На палубу упала гробовая тишина. После грохота боя, криков и стонов она показалась особенно гнетущей. Секунду-другую слышен был только шум прибоя, шелест пробитого вражеской шрапнелью флага на корме да надсадный, вечно голодный крик чаек. По матросским цепям пробежал ропот, зашевелились головы, покачнулись тела.

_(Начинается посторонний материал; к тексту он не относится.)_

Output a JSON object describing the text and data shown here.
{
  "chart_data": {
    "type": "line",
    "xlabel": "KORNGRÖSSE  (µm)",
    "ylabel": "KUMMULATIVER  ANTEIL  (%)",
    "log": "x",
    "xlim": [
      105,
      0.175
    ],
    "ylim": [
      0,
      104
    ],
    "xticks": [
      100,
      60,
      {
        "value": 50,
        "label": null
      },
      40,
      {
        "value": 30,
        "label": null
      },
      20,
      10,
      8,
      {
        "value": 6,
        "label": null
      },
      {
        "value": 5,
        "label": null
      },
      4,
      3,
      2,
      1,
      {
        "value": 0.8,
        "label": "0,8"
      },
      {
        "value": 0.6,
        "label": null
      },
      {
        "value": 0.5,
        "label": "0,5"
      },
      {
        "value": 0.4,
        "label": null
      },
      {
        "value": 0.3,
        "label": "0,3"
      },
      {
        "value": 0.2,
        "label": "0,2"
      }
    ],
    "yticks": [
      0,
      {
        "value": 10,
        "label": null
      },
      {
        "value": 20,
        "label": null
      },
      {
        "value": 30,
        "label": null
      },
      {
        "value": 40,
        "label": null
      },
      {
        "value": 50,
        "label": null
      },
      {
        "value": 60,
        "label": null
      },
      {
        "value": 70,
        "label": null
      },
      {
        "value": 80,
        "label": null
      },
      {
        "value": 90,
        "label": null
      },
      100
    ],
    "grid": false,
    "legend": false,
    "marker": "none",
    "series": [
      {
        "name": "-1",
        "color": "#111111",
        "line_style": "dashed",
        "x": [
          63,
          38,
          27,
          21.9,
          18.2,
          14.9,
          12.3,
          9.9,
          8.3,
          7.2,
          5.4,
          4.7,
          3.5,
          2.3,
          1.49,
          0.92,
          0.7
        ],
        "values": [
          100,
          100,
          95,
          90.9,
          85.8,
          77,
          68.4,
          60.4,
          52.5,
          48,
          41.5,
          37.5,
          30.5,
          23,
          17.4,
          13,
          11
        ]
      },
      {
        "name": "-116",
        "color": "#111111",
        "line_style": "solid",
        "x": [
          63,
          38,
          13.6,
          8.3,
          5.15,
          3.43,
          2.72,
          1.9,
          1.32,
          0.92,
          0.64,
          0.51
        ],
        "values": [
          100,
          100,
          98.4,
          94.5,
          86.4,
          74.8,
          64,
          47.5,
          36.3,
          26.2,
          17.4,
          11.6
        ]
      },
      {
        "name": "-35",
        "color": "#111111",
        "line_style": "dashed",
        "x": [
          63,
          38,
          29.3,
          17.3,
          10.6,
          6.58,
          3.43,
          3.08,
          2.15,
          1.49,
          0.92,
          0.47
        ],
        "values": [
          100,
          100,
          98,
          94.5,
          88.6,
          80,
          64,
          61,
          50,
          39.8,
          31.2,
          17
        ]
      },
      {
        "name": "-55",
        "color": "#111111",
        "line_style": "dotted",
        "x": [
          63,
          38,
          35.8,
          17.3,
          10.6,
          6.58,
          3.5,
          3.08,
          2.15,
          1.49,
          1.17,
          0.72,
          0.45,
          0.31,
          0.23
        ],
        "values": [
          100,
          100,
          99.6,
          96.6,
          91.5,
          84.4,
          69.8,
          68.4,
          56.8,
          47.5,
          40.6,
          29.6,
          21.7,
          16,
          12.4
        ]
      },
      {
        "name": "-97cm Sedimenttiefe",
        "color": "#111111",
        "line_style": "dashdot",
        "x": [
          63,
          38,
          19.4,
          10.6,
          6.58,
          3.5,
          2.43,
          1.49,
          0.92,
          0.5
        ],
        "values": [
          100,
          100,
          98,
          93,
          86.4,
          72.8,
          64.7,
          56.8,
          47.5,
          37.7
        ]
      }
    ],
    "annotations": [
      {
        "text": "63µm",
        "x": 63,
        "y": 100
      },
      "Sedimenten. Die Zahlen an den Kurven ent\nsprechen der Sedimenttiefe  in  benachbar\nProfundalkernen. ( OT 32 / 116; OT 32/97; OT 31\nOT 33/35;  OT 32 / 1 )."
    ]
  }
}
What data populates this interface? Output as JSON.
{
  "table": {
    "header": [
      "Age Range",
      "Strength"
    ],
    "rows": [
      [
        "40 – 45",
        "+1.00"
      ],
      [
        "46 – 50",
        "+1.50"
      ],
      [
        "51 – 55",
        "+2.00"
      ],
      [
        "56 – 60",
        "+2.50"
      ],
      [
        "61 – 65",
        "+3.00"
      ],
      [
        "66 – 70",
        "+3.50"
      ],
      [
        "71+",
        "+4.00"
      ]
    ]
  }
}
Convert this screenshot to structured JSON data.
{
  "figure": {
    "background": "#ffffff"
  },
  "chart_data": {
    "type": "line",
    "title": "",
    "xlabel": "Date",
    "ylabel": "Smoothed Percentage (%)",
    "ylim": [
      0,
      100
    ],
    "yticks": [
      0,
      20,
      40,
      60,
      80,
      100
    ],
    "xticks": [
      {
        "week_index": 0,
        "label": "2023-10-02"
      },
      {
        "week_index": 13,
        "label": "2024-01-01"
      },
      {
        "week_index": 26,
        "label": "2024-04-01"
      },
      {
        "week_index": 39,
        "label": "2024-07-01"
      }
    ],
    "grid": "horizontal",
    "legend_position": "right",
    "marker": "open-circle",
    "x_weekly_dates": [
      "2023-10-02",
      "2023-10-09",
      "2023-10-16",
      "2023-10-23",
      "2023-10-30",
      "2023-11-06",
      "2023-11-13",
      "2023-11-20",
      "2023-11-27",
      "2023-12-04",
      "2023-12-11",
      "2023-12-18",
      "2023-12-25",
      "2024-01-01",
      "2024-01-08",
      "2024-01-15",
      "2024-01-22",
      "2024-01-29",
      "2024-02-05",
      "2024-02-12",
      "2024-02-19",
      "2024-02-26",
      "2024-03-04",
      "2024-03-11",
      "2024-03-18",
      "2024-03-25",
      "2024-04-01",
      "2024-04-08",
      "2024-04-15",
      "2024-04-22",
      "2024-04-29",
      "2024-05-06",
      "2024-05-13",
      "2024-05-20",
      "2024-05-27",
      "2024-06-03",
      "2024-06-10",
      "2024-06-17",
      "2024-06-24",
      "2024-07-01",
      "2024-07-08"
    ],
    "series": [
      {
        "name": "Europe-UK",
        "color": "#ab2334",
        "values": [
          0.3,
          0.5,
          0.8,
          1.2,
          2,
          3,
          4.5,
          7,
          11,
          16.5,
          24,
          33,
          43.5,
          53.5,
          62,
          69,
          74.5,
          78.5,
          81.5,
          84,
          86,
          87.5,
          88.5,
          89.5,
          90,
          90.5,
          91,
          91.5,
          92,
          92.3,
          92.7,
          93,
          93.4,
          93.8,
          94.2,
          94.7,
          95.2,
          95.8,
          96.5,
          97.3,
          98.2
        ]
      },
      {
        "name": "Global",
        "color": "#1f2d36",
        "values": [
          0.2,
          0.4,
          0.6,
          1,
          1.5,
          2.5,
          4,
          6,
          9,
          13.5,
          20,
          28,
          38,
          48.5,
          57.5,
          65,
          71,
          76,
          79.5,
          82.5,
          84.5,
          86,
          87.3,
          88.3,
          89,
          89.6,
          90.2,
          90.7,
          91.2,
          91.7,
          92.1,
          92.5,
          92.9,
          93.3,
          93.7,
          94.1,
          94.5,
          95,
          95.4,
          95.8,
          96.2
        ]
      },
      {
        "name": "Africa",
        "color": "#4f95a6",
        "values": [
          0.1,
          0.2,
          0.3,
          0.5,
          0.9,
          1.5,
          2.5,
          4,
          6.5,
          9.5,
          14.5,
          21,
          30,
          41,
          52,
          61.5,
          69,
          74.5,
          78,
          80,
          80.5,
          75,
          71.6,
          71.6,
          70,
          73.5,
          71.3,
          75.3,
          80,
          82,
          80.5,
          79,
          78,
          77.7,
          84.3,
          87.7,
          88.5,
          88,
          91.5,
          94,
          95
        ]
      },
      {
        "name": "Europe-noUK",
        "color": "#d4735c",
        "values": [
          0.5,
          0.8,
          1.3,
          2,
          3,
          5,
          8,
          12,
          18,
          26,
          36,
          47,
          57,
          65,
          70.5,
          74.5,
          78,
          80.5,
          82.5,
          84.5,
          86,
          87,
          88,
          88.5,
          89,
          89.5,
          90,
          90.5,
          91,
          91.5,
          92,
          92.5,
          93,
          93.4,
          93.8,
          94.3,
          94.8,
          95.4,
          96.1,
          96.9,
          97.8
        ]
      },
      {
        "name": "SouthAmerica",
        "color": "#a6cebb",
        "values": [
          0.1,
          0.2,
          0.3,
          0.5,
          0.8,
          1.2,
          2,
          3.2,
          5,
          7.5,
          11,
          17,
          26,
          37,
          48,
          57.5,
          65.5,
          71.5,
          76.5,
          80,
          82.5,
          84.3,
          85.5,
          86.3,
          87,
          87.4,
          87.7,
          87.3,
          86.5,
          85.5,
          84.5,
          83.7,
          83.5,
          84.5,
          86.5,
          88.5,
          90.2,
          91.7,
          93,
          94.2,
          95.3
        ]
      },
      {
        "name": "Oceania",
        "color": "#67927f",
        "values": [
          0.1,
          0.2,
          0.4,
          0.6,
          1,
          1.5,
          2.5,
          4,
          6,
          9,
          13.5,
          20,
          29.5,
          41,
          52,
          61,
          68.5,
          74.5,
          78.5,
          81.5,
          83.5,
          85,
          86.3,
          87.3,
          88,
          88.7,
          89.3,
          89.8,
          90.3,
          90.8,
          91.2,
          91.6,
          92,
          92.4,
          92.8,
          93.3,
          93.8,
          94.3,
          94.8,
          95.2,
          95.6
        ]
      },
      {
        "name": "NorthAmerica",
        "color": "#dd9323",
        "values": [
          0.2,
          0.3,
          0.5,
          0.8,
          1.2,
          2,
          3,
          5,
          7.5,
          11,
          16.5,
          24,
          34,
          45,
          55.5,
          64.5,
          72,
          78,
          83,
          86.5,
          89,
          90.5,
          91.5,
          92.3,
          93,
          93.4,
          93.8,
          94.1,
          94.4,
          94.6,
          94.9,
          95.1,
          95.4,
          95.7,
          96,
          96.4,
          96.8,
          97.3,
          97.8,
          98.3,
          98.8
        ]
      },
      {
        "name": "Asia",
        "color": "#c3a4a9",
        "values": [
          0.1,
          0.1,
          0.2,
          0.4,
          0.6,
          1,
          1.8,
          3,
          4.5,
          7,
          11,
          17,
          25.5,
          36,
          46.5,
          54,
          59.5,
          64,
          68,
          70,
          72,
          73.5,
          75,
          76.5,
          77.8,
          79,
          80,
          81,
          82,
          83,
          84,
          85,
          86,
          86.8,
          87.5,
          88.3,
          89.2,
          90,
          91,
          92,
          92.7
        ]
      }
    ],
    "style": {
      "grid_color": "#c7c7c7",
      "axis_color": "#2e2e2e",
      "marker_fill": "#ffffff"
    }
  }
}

– Какого черта стоим?! Есть победители, но нет побежденных! Черта лысого, а не знамя швед получит! Продолжаем погрузку! – Ожесточенный гнев капитана возымел действие. – Лапин! Выполнять приказ!
…Гордый Андреевский флаг медленно шел вниз, уступая воле капитана… И вдруг на середине флагштока задрожал, разметался, как грива норовистого коня, остановился. Матрос уже висел на пеньковом лине, а флаг, словно прибитый, не двигался. Белое полотнище с небесным голубым крестом обвилось вокруг флагштока, плотно прикипев к штыковому древку.
– Эва, гордый! Не хочет сдаваться русак! – бурно крикнул кто-то из дальней цепи.
– Рви! – раздался хрипатый крик унтера Плугова.
Лапин рванул. Послышался треск рвущейся ткани; в толпе ему откликнулось тяжелое матросское вздошье. Люди крестились.
Флаг отделился от линя. Матрос, зажав в зубах тяжелое полотнище, стал живо спускаться. Внезапно налетел резкий порыв ветра. Андреевский флаг, бессильно поникший в зубах вахтенного, встрепенулся и, освободившись, рванулся прочь… полетел над палубой большой, вольной, цветастой птицей. Его несло в сторону бушприта. Там уже протянули к нему руки, но флаг передумал, на миг замер в воздухе и устало опустился на русские пушки.
– Теперича, с флагом… и смерть принять не в зазор! Ваш бродие, фрегат-то шведов выше нас будет, топнущих!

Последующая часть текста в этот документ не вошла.